Newspapers in Britain have unearthed a 2013 letter to then European Council President Herman van Rompuy, in which Cameron argued that trusts should, at least for the time being, be treated differently from companies in new European rules designed to increase transparency and crack down on money laundering and tax evasion.

The revelation comes after the Conservative party leader’s office said that neither he nor his family stand to benefit in the future from Blairmore Holdings Inc., an offshore trust set up by Ian Cameron in the 1980s. Details of the trust, which employed people in the Bahamas to act as directors and reportedly never paid tax in the U.K., were revealed in a massive leak of confidential papers from the Panama-based law firm Mossack Fonseca — the so-called Panama Papers — that has produced a number of explosive revelations since journalists began publishing details on Sunday.
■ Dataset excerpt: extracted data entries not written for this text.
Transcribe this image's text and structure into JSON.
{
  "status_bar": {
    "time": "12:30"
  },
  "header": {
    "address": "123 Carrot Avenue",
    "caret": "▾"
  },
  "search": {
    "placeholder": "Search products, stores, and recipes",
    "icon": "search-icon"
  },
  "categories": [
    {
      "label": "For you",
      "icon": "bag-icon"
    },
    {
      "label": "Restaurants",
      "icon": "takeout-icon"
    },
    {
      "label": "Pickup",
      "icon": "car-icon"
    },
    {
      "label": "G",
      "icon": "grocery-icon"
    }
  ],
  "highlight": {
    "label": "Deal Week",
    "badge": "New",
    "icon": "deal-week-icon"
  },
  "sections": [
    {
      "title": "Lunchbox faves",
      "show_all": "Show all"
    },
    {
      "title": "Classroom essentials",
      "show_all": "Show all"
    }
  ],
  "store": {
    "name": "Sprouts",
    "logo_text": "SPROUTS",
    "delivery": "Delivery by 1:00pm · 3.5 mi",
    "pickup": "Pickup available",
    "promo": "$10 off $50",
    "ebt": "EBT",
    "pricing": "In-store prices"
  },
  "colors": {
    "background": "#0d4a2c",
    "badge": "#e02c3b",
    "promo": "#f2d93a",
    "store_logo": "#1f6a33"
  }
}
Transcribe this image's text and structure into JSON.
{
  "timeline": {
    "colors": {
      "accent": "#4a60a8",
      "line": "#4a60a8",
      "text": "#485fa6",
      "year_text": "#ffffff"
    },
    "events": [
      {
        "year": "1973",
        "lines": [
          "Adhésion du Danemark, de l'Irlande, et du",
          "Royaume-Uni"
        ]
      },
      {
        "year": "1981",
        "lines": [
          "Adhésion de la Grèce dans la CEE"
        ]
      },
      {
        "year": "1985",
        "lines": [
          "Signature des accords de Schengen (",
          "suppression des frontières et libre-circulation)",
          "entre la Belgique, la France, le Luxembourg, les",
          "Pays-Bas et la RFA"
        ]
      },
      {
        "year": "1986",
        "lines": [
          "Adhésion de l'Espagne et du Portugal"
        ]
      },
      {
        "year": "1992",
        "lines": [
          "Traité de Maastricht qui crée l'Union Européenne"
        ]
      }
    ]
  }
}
While signalling a willingness to look “properly at the arguments around trusts” and, declaring that the E.U. should continue to support tax information exchange agreements as a means of preventing their misuse, Cameron, in his letter to van Rompuy, added: “It is clearly important we recognize the important differences between companies and trusts. This means that the solution for addressing the potential misuse of companies – such as central public registries – may well not be appropriate generally.”

According to the Financial Times, Britain successfully argued that trusts were sometimes used to protect the privacy of vulnerable people like children, and that some beneficiaries might not even be aware that they stood to gain from a trust in the future. However, a U.K. government official told the FT that in the final directive adopted in 2015 “trusts which generate tax consequences” had to disclose their ownership to U.K. taxation authorities.